Kazuo Ishiguro is one of the world’s most respected novelists, having won the Nobel Prize for Literature in 2017 based on a body of work of only seven novels and one collection of short fiction.
I say “only” because many Nobel Prize winners have a much larger oeuvre. But Ishiguro’s work has a distinct and unique voice. He’s unlike any writer I’ve come across. His novels feature unreliable, first-person narrators who are often deluded, wistful, confused, and suffering under the fog of memory. The melancholic tone reads almost like an elegy.
I’ve read and loved many of his novels, among them his debut, A Pale View of the Hills; the famous butler book, The Remains of the Day, which put him on the map; his dystopian horror story, Never Let Me Go; and his most recent novel, Klara and the Sun.
Recently I went back and picked up When We Were Orphans, published in 2000. Although this novel had all the trademarks of Ishiguro’s mesmerizing voice and confounding narrators, this novel isn’t his best, and even Ishiguro has admitted that.
The story is narrated by an Englishman, Christopher Banks, who lived until he was ten years old in the Shanghai International Settlement in China in the early 1900s. But then his father, a businessman tied into the opium trade, and his mother disappear within a few weeks of each other. Christopher is shipped off to England to be raised by a relative.
He grows up to become a famous detective, solving all sorts of crimes in London, and becoming sought after in the highest social circles despite his awkwardness. He decides to return to Shanghai to solve the mystery of his missing parents. Talk about delusional: he thinks they’re still alive and being held captive. He also seems to think that solving the mystery will have much broader, heroic implications, such as calming the current hostilities between China and Japan.

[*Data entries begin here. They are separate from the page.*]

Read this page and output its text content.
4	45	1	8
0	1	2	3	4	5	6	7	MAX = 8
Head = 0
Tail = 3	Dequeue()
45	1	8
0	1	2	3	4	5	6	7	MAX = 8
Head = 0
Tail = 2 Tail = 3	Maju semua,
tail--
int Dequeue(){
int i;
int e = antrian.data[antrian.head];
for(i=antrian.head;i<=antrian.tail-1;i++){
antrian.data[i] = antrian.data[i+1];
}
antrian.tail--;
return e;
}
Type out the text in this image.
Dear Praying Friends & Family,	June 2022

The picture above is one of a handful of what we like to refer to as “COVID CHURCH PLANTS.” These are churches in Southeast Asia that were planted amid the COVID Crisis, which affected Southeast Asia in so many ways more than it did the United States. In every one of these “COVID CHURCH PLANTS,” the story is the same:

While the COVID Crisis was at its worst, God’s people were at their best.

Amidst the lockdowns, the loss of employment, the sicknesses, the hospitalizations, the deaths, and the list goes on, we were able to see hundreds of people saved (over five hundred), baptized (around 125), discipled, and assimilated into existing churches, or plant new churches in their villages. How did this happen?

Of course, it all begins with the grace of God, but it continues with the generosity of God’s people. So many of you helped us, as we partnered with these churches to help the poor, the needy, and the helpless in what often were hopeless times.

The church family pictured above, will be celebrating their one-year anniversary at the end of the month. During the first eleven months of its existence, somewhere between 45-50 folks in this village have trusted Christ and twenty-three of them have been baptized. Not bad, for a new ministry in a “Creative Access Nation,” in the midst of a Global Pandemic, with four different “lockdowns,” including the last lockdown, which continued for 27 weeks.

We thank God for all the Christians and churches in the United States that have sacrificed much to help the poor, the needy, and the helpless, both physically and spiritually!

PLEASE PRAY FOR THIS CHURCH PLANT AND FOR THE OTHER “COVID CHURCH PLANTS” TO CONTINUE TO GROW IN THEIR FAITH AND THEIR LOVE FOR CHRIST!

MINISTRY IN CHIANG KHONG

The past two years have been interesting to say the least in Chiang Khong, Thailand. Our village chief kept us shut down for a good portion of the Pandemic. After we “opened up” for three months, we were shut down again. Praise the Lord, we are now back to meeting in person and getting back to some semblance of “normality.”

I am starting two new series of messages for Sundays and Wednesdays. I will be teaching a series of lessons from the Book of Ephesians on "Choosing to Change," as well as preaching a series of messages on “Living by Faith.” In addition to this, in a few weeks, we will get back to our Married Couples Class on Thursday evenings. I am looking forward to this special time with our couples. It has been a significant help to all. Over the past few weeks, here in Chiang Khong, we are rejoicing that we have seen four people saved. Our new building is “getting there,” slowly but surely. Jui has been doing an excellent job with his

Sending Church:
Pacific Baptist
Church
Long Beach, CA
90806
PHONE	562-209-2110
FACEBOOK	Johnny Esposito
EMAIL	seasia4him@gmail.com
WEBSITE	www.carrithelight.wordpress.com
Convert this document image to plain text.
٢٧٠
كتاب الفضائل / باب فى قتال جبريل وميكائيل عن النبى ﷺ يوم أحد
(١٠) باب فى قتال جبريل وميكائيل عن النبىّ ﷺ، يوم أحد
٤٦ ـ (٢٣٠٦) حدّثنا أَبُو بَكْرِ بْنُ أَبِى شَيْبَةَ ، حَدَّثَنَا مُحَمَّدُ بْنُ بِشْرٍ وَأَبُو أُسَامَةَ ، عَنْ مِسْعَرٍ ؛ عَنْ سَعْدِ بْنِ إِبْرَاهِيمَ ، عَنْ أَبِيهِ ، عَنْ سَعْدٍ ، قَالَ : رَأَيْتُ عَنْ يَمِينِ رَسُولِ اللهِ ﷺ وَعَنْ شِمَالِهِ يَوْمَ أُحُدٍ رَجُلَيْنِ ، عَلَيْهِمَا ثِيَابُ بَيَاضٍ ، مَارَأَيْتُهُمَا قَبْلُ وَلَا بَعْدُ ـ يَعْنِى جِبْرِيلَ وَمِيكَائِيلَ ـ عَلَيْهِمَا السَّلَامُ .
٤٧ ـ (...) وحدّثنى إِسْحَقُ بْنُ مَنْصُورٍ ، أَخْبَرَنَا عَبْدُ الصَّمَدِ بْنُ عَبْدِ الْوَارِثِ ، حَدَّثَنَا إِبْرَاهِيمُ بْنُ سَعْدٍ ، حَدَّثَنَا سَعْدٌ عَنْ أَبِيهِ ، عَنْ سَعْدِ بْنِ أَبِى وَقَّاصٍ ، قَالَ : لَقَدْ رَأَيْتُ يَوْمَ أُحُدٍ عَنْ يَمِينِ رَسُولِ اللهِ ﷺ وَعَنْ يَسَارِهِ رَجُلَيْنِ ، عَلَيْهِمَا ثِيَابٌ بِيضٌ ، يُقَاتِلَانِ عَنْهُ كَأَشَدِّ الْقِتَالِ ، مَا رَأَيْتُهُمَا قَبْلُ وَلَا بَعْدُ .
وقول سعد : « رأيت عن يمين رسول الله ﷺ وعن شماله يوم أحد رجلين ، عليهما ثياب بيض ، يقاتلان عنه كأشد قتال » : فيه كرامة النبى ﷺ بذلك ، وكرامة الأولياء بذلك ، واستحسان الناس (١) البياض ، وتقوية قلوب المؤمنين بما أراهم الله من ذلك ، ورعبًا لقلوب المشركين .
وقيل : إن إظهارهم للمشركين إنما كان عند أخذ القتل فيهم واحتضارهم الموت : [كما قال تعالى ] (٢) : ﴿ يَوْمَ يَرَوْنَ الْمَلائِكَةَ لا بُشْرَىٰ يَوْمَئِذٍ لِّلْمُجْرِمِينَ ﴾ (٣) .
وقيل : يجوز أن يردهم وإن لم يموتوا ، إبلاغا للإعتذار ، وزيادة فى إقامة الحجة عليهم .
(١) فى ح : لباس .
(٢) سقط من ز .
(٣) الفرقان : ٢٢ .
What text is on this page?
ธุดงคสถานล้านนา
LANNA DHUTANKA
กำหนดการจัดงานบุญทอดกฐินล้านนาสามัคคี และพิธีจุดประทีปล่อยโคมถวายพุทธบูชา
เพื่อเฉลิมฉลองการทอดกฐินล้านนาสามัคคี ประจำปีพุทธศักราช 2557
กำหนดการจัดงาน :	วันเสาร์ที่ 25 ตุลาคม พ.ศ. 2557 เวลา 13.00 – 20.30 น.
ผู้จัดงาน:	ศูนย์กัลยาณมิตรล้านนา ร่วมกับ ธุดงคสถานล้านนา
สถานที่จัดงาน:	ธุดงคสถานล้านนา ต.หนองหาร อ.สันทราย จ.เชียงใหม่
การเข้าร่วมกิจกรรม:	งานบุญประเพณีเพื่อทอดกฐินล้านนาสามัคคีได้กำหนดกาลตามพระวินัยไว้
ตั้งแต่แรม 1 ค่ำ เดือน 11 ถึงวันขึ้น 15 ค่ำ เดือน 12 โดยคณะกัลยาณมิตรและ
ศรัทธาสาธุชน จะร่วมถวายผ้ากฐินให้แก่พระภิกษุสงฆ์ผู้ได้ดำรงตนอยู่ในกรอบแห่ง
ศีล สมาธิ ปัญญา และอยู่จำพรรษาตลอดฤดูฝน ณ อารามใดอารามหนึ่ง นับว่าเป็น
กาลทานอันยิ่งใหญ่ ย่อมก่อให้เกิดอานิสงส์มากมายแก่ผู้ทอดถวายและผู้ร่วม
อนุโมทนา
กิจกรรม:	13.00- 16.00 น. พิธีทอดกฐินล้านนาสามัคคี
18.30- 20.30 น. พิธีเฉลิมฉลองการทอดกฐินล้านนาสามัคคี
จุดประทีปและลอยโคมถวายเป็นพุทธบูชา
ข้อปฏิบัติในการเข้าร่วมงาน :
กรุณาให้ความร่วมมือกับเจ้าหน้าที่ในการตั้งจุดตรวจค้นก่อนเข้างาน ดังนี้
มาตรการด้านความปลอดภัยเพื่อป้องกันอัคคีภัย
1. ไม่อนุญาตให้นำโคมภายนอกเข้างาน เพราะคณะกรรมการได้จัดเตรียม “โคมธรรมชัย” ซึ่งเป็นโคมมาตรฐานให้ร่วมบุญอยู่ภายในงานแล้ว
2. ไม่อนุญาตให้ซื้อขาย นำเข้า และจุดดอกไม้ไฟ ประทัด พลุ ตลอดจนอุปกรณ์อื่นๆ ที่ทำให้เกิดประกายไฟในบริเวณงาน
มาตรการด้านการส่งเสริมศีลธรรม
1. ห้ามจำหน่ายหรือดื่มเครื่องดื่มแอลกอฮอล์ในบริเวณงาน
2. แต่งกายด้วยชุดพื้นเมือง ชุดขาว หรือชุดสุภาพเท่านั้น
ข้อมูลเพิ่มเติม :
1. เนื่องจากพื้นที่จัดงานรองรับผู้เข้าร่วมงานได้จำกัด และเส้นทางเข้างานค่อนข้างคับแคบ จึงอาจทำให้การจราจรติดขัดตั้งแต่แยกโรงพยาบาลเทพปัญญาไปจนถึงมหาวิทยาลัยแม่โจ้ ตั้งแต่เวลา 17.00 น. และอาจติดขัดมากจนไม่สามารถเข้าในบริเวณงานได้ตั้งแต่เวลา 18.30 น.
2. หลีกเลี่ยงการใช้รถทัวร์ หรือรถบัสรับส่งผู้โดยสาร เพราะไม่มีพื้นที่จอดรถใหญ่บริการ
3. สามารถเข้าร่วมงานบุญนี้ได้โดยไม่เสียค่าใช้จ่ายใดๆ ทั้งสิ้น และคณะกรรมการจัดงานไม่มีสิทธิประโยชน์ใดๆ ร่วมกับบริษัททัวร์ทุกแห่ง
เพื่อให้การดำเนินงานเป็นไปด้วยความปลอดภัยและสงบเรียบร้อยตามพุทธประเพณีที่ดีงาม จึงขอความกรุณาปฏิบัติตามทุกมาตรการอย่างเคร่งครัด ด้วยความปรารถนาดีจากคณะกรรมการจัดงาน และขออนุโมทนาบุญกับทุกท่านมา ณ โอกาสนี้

But in this novel, Ishiguro’s trademark tone and voice don’t mesh well with the gritty and gory battle situations, and the narrator is so unreliable and self-unaware that it’s difficult to accept his telling of the story.
Still, I was compelled to keep reading, absorbed and mesmerized by Ishiguro’s writing. When We Were Orphans is probably only for confirmed fans, but if you’re just getting started with this incredible author, I’d say pick up Never Let Me Go or The Remains of the Day.